A Fianna Fail TD has warned that he does not believe the governments on either side of the Irish border have a comprehensive plan for what happens after Brexit is enacted.
Dublin politician Darragh O’Brien was speaking as he took part in a Brexit debate staged at Pilot’s Row as part of the Gasyard Feile, alongside Sinn Fein MEP Martina Anderson and Tom Kelly, who led the ‘Stronger In’ campaign in the North.
Mr O’Brien told those gathered that the governments north and south needed to work more closely together to ensure Ireland’s voice is heard in the current and coming international negotiations.
“A lot needs be done to convince our European partners that we have a special position,” he said. “I believe we are better working together on this and I don’t believe right now we are, and I don’t believe there is a plan - either that the Irish government have a coherent plan to be honest with you, or the Assembly here or the government in Britain, about what our next steps are.

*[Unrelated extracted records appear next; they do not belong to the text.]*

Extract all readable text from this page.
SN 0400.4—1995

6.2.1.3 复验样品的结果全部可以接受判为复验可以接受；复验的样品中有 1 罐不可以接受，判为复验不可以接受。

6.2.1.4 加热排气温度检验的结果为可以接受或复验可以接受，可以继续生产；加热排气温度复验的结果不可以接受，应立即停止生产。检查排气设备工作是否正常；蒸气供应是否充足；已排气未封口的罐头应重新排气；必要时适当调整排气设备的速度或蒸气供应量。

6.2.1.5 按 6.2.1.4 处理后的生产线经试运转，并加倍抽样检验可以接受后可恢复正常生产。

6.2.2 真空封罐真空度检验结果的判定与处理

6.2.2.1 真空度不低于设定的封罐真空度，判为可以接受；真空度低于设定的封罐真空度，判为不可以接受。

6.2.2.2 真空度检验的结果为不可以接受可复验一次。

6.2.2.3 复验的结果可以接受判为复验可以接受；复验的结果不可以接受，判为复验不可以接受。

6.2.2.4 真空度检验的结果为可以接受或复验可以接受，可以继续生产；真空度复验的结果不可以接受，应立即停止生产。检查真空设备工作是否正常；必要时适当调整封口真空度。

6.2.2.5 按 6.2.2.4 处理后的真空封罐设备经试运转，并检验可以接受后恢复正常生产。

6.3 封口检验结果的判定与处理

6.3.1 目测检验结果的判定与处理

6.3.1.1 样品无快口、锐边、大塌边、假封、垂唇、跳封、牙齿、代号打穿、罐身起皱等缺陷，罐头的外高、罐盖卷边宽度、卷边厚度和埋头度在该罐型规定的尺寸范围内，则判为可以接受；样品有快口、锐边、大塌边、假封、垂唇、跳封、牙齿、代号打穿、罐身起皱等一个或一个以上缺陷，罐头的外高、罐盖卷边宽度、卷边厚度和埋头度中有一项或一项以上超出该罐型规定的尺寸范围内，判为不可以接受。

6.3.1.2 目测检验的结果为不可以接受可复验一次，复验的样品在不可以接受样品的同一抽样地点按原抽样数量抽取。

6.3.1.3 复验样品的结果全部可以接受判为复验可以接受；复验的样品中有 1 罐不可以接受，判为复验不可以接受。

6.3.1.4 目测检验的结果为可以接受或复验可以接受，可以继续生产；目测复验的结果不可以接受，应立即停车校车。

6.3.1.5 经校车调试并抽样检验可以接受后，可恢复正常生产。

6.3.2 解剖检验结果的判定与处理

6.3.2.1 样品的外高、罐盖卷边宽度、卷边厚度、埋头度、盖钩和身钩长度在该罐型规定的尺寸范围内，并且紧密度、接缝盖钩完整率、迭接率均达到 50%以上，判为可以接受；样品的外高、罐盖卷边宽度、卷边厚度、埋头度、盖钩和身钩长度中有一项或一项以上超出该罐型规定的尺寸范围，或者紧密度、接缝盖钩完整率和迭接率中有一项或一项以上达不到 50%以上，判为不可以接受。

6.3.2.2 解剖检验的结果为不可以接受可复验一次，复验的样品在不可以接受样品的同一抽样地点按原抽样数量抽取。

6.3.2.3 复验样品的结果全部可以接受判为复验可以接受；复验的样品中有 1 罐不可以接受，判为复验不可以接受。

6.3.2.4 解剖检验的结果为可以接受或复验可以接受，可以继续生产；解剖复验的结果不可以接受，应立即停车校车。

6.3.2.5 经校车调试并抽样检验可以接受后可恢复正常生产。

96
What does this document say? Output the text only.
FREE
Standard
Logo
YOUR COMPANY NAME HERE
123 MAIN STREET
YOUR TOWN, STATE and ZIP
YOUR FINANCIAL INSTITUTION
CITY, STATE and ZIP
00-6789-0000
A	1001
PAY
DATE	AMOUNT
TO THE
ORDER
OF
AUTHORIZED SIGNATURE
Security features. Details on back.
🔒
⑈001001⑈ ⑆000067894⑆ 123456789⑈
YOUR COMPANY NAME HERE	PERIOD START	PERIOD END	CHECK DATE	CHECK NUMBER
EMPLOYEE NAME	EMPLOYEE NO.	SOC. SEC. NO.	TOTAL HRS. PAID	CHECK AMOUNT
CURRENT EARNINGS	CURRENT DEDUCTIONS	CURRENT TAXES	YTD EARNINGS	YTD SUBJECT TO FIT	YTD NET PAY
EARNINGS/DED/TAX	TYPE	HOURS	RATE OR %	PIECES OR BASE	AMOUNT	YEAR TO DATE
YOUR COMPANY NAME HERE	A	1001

“In my view we should be strengthening the North South Ministerial Council, the British-Irish Parliamentary Assembly, which only meets twice a year. ”
Local MEP Martina Anderson meanwhile said the implications were already being felt with university-associated research funding being stalled: “Let there be no doubt Brexit is bad for us all,” she said. “It is bad for students, tourists, farmers, bad for anyone that goes on holidays with E1 insurance, the list is endless. 22,000 groups from the voluntary and community have got access to Peace funding, 24,000 farmers here in north alone get an average of £25,000 in single farm payments, direct payments from Europe.
“There is not a person in the Bogside, Creggan or Brandywell that will not be affected by this Brexit,” Ms Anderson said.